# Elasticsearch TREC Run

_Using Elasticsearch and the Python api_

TRECEVAL is a program to evaluate TREC results using the standard, NIST evaluation procedures. The TREC file format is the standard way to represent a run in information retrieval.

## What you will need

 - Python 3
 - ir-kit (http://ir-kit.readthedocs.io/en/latest/)
 
This example uses an index based on media releases by a gallery, available at: https://data.qld.gov.au/dataset/qagoma-media-releases/resource/a1e4dffa-edb1-4e6d-a4a0-353aca79e9a3.

## Getting Started

In this example, we will use the Elaticsearch Python api. First, we will import and set-up all of the required Python modules and variables we will use later on. Additionally, if you wish to use curl instead of the Python api, the complimentary command line function has been commented above each api request.

In [1]:
from elasticsearch import Elasticsearch
from irkit.trec import run
import pandas as pd
es = Elasticsearch(urls=['localhost'], port=9200)

## TREC File Format

The TREC file format is described in much detail here: http://faculty.washington.edu/levow/courses/ling573_SPR2011/hw/trec_eval_desc.htm.

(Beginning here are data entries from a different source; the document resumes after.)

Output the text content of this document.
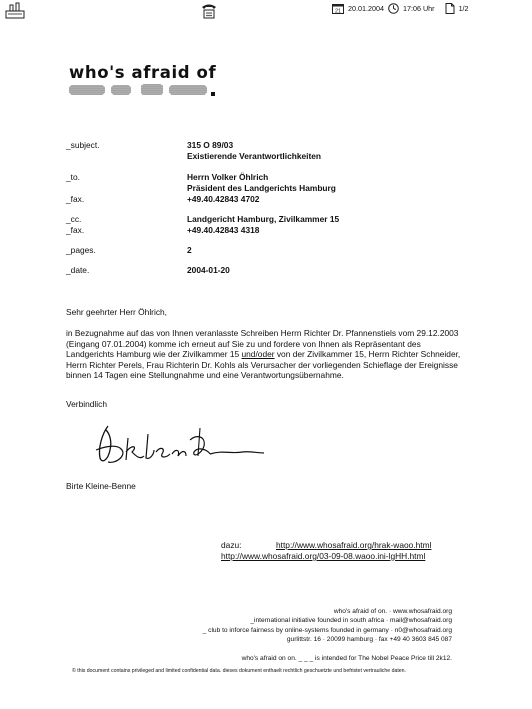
21 20.01.2004	17:06 Uhr	1/2
who's afraid of
_subject.	315 O 89/03
Existierende Verantwortlichkeiten
_to.	Herrn Volker Öhlrich
Präsident des Landgerichts Hamburg
_fax.	+49.40.42843 4702
_cc.	Landgericht Hamburg, Zivilkammer 15
_fax.	+49.40.42843 4318
_pages.	2
_date.	2004-01-20
Sehr geehrter Herr Öhlrich,
in Bezugnahme auf das von Ihnen veranlasste Schreiben Herrn Richter Dr. Pfannenstiels vom 29.12.2003 (Eingang 07.01.2004) komme ich erneut auf Sie zu und fordere von Ihnen als Repräsentant des Landgerichts Hamburg wie der Zivilkammer 15 und/oder von der Zivilkammer 15, Herrn Richter Schneider, Herrn Richter Perels, Frau Richterin Dr. Kohls als Verursacher der vorliegenden Schieflage der Ereignisse binnen 14 Tagen eine Stellungnahme und eine Verantwortungsübernahme.
Verbindlich
Birte Kleine-Benne
dazu:	http://www.whosafraid.org/hrak-waoo.html
http://www.whosafraid.org/03-09-08.waoo.ini-lgHH.html
who's afraid of on. · www.whosafraid.org
_international initiative founded in south africa · mail@whosafraid.org
_ club to inforce fairness by online-systems founded in germany · n0@whosafraid.org
gurlittstr. 16 · 20099 hamburg · fax +49 40 3603 845 087
who's afraid on on. _ _ _ is intended for The Nobel Peace Price till 2k12.
© this document contains privileged and limited confidential data. dieses dokument enthaelt rechtlich geschuetzte und befristet vertrauliche daten.
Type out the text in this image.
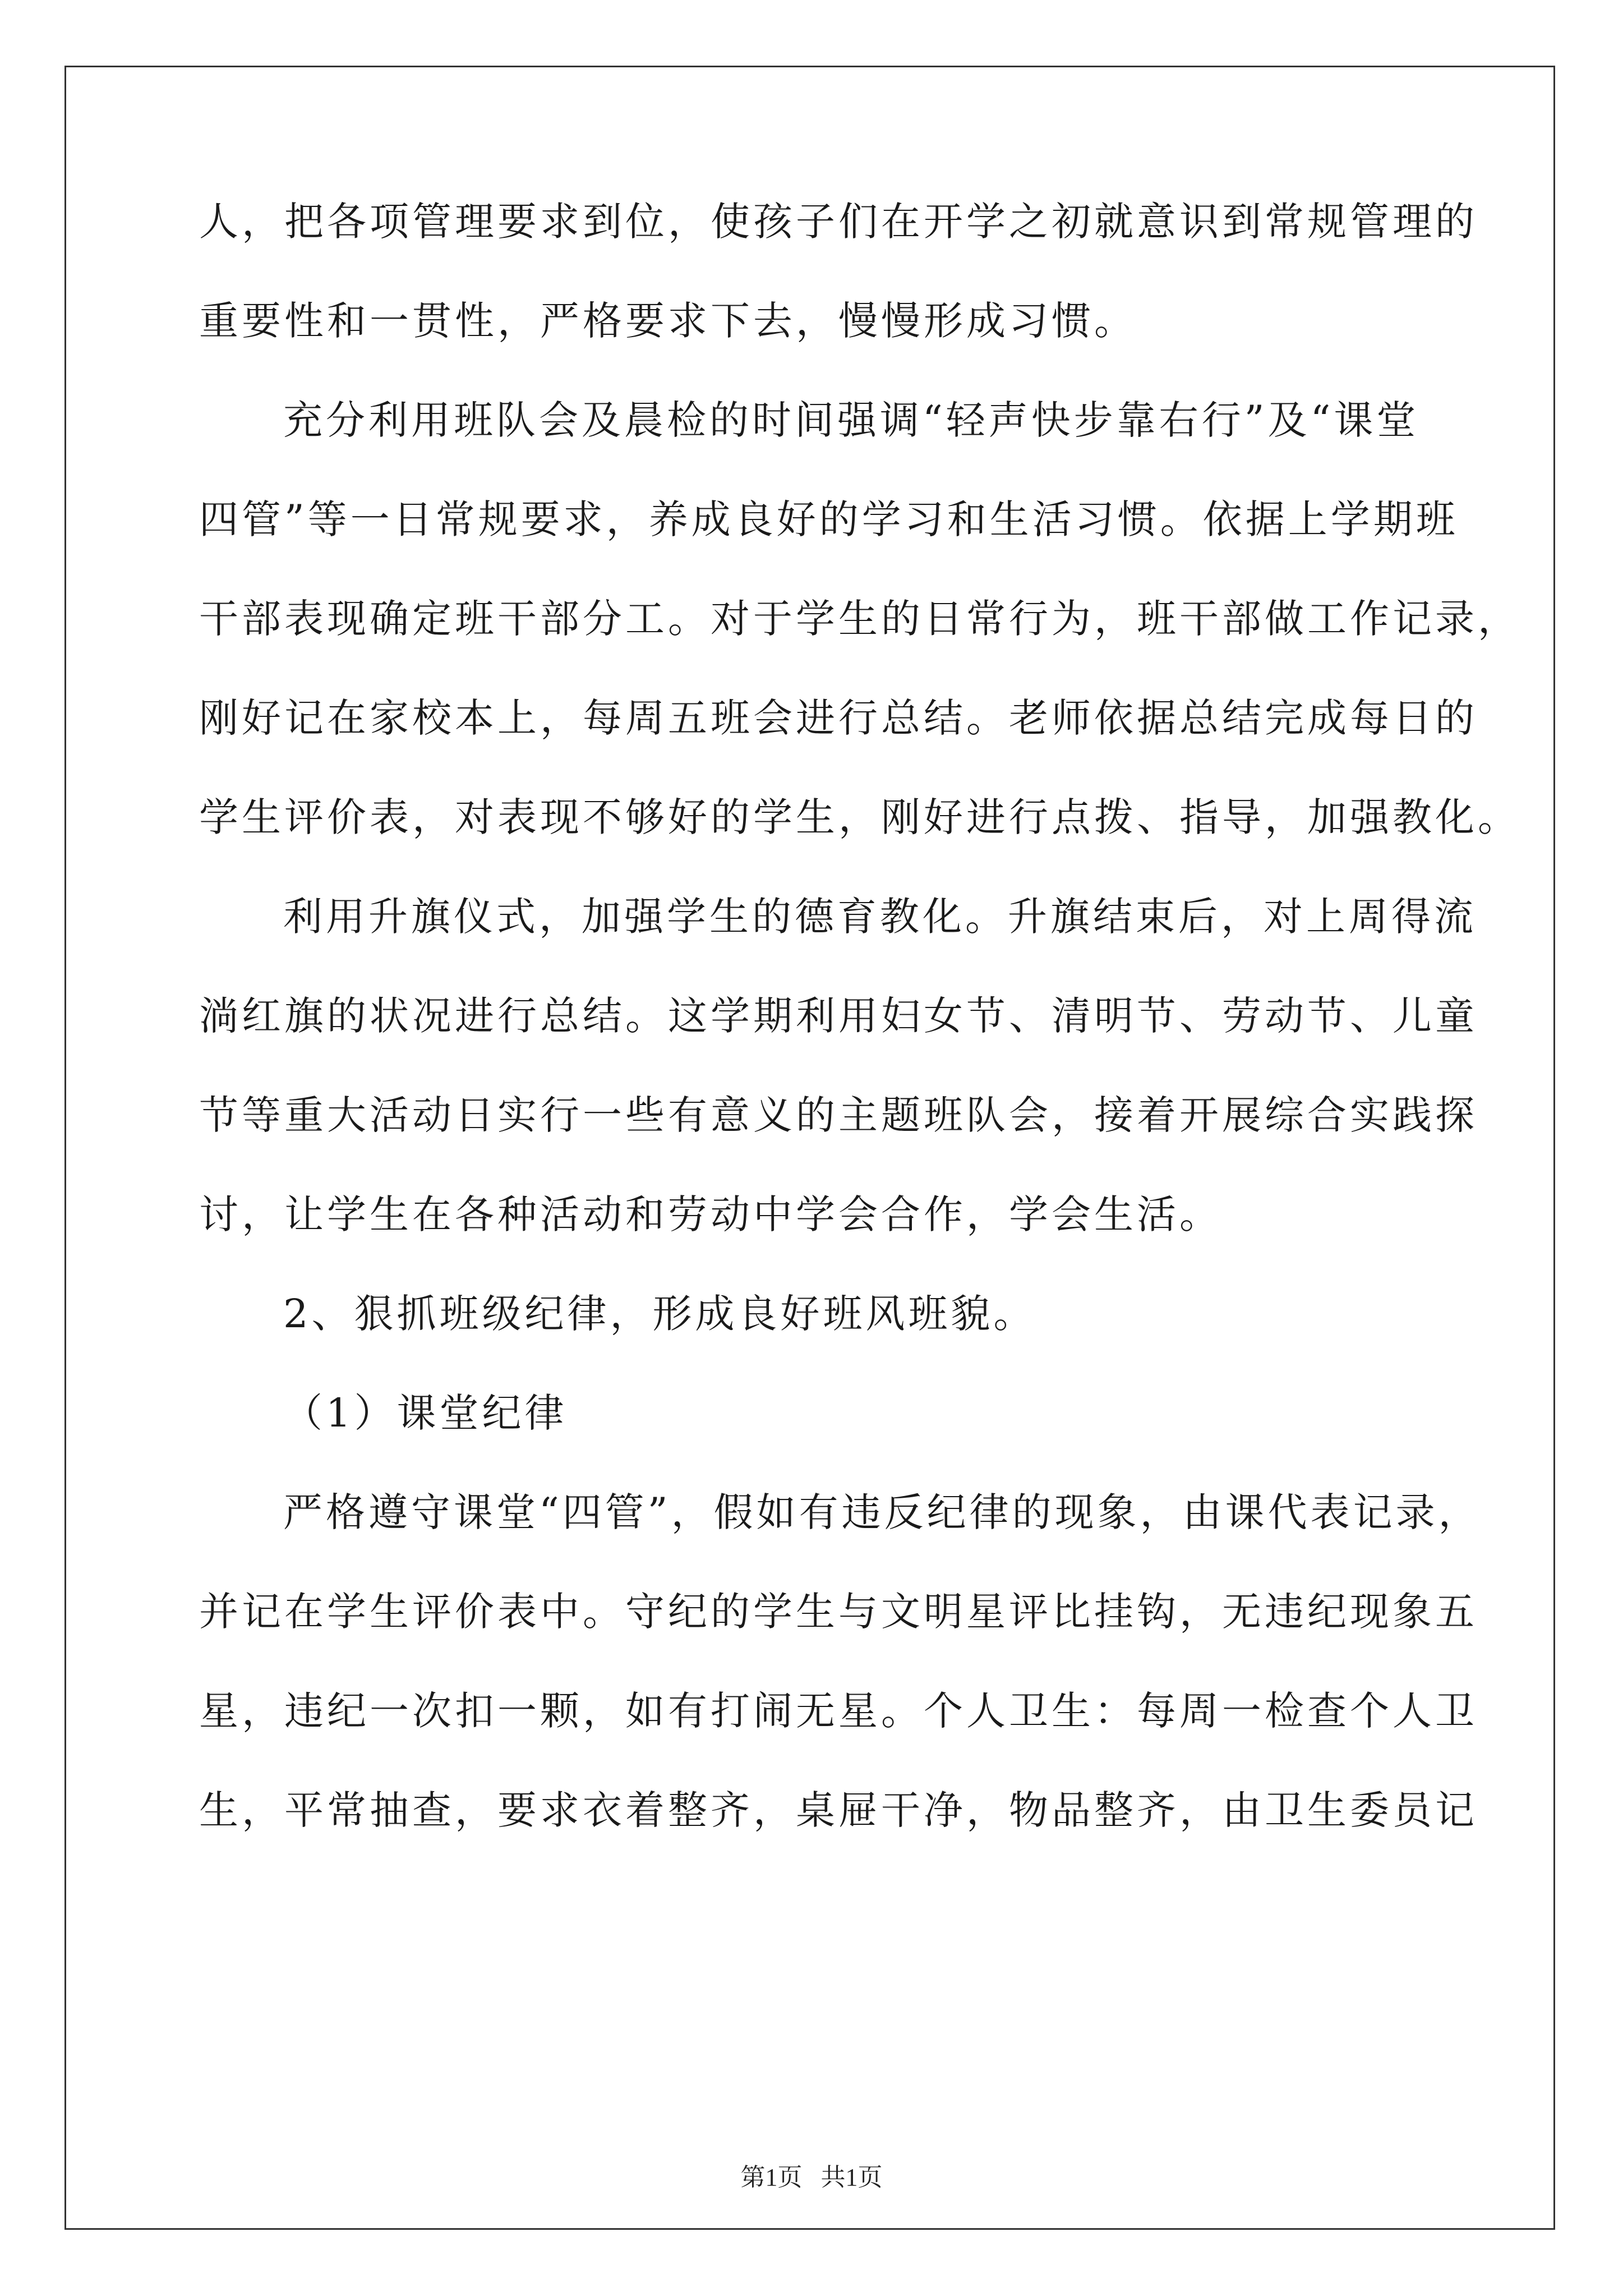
人，把各项管理要求到位，使孩子们在开学之初就意识到常规管理的
重要性和一贯性，严格要求下去，慢慢形成习惯。
充分利用班队会及晨检的时间强调“轻声快步靠右行”及“课堂
四管”等一日常规要求，养成良好的学习和生活习惯。依据上学期班
干部表现确定班干部分工。对于学生的日常行为，班干部做工作记录，
刚好记在家校本上，每周五班会进行总结。老师依据总结完成每日的
学生评价表，对表现不够好的学生，刚好进行点拨、指导，加强教化。
利用升旗仪式，加强学生的德育教化。升旗结束后，对上周得流
淌红旗的状况进行总结。这学期利用妇女节、清明节、劳动节、儿童
节等重大活动日实行一些有意义的主题班队会，接着开展综合实践探
讨，让学生在各种活动和劳动中学会合作，学会生活。
2、狠抓班级纪律，形成良好班风班貌。
（1）课堂纪律
严格遵守课堂“四管”，假如有违反纪律的现象，由课代表记录，
并记在学生评价表中。守纪的学生与文明星评比挂钩，无违纪现象五
星，违纪一次扣一颗，如有打闹无星。个人卫生：每周一检查个人卫
生，平常抽查，要求衣着整齐，桌屉干净，物品整齐，由卫生委员记
第1页   共1页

The results file has the format: query_id, iter, docno, rank, sim, run_id  delimited by spaces.  Query id is the query number (e.g. 136.6 or 1894, depending on the evaluation year).  The iter constant, 0, is required but ignored by trec_eval.  The Document numbers are string values like FR940104-0-00001 (found between <DOCNO> tags in the documents).  The Similarity (sim) is a float value.  Rank is an integer from 0 to 1000, which is required but ignored by the program.  Runid is a string which gets printed out with the output.  An example of a line from the results file:
 
> 351   0  FR940104-0-00001  1   42.38   run-name

## Elasticsearch `hits` to TREC file

We will use Elasticsearch to retrieve some documents and use the ir-kit `run` module to produce a properly formatted TREC run file.

In [2]:
query = \
{
    'query': {
        'match_all': {}
    }
}

# curl -X GET localhost:9200/goma/_search -H 'Content-Type: application/json' -d @query.json
res = es.search(index='goma', body=query)

hits = []
for rank, hit in enumerate(res['hits']['hits'], 1):
    hits.append(run.TrecEvalRun(rank=rank, doc_id=hit['_id'], q=0, score=hit['_score'],
                                run_id='example', topic=0))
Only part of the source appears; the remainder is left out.